I started worrying. It'd been a week since my checkup. What did he find? I didn't want to know. I didn't want to hear his speech about how I had to stop drinking and drugging. I lit up another Nat Sherman, hit the vodka a little harder and headed back out to the balcony. I still hadn't shaved or dressed. Mr. Wall Street was gone. But his well-built wife was there, watering the plants. I watched her bend over and considered the convenience of having a secret lover in the same building. That would result in chaos. I liked chaos. But I didn't like answering my own phone, which was ringing again.
She ignored me. The ringing wouldn't stop, so I schlepped back inside and picked up the phone. There was a whirling noise on the other end of the line. Through the cacophony, I couldn't mistake the high-pitched voice of Michael Jackson.
In 1989, Michael Jackson was still the biggest star on the planet. The eighties belonged to him. Thriller had set the world on fire--over 40 million copies sold--and Bad was a blockbuster. I'd known Michael since 1975, when he and his brothers joined our Epic label, and watched his career zoom into orbit. I might have even helped. Anyway, we were close. He called me his Good Daddy because his biological Bad Daddy, whom he feared, was threatening and remote.

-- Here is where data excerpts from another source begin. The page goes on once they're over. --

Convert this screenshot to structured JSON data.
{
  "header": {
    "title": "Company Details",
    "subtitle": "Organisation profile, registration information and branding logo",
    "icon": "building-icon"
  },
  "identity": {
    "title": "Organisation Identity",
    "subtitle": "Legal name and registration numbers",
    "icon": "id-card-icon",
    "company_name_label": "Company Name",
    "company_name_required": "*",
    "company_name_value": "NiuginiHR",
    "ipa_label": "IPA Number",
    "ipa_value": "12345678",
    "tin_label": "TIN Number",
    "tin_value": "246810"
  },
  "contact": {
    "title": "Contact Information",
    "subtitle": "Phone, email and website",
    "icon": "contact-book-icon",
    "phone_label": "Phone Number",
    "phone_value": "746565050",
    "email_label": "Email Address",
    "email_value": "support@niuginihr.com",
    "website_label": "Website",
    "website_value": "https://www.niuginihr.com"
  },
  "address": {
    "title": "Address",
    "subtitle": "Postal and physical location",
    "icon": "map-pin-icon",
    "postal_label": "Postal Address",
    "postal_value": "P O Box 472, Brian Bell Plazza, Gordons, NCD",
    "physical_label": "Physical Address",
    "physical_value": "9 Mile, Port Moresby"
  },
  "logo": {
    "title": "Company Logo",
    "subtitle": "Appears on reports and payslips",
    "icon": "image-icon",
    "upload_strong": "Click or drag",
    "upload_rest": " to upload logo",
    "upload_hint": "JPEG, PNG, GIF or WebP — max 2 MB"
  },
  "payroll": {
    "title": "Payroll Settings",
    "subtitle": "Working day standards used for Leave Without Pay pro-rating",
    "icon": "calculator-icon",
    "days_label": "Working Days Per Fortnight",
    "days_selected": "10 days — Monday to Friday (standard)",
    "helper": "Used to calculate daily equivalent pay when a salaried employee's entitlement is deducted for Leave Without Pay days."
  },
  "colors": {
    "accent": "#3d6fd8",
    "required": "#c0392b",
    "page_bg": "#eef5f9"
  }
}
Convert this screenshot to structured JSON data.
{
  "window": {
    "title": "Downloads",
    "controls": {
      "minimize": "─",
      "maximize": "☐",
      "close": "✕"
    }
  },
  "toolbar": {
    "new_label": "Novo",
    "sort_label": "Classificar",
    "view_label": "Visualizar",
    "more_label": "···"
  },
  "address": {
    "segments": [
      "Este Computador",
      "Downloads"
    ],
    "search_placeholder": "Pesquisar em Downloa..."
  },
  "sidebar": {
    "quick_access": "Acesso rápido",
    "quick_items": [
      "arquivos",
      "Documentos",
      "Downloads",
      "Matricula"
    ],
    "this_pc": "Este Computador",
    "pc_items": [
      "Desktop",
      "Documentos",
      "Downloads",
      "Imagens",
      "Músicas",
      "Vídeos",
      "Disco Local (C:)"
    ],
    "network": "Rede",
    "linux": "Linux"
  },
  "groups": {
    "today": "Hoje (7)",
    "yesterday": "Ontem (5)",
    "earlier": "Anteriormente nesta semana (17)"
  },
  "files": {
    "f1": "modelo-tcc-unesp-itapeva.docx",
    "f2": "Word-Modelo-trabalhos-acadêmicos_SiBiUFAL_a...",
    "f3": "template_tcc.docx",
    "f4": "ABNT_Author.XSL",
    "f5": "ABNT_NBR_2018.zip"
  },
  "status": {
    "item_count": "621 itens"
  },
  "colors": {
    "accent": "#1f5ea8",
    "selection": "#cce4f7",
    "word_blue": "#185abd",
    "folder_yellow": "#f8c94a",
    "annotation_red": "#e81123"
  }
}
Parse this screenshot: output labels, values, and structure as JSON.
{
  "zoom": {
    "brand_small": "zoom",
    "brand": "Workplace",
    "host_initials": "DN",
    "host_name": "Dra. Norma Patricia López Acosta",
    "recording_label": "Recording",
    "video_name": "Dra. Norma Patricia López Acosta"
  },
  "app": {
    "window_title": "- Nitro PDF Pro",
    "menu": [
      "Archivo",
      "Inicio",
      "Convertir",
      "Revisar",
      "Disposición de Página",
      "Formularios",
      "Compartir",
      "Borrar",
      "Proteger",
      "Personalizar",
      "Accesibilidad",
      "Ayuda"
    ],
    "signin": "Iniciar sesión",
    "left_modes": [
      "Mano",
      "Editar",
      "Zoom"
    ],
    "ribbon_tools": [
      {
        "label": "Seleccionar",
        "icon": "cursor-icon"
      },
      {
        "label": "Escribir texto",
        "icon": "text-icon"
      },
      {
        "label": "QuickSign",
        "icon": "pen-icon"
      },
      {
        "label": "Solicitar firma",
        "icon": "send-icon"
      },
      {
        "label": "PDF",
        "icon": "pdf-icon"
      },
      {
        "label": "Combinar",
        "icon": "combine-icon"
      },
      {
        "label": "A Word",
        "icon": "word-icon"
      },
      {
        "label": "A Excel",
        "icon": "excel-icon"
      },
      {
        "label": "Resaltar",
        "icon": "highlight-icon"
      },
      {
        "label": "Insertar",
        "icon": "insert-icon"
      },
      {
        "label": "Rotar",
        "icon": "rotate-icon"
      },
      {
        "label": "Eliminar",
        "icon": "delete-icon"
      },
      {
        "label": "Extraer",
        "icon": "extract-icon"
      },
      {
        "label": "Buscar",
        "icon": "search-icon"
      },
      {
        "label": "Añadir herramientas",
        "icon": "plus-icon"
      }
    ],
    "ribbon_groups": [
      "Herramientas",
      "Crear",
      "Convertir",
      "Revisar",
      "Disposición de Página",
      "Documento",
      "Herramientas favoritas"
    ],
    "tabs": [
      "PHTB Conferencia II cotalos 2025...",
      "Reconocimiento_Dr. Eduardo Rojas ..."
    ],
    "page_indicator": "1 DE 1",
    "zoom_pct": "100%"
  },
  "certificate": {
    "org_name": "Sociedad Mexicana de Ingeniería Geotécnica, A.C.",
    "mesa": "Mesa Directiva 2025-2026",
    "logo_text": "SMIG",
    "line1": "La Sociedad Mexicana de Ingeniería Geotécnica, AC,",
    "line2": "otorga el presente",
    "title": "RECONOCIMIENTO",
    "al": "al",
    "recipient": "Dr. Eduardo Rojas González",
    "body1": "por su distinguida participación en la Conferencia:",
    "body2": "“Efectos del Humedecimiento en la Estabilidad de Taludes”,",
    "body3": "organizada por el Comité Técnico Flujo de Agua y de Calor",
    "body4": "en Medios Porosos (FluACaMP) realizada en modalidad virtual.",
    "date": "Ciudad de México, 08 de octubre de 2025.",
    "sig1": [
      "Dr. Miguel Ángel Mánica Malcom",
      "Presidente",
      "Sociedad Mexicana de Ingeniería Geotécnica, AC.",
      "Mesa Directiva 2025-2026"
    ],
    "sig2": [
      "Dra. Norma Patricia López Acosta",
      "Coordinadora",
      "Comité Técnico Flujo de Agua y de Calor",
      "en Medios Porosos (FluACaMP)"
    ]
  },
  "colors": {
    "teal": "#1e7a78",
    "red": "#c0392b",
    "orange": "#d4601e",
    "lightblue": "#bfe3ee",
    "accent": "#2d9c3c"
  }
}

"My father never hugged me," Michael told me one afternoon while taking me on a tour of his Neverland ranch.
"You want a hug, Michael? Here's a hug."
I gave him a good hug, praised him inordinately and reassured him continually--yes, you are the greatest. I meant it. Who doubted his fabulous talents?
My role as Michael's corporate caretaker, though, was not without complexities. At the end of 1987, I'd arranged the sale of CBS Records to Sony, a deal that bloated my already overbloated ego and consolidated--or so I thought--my power. Part of that consolidation rested in my relationship with our big moneymakers, Michael chief among them. I assured Sony--and Michael--that the transition would yield fatter profits for everyone. That meant the key players--the big brass in Tokyo and the artists in America--were more dependent on me. My maneuvers put me in the middle of the action: an indispensable monarch, the King of Records comforting the King of Pop.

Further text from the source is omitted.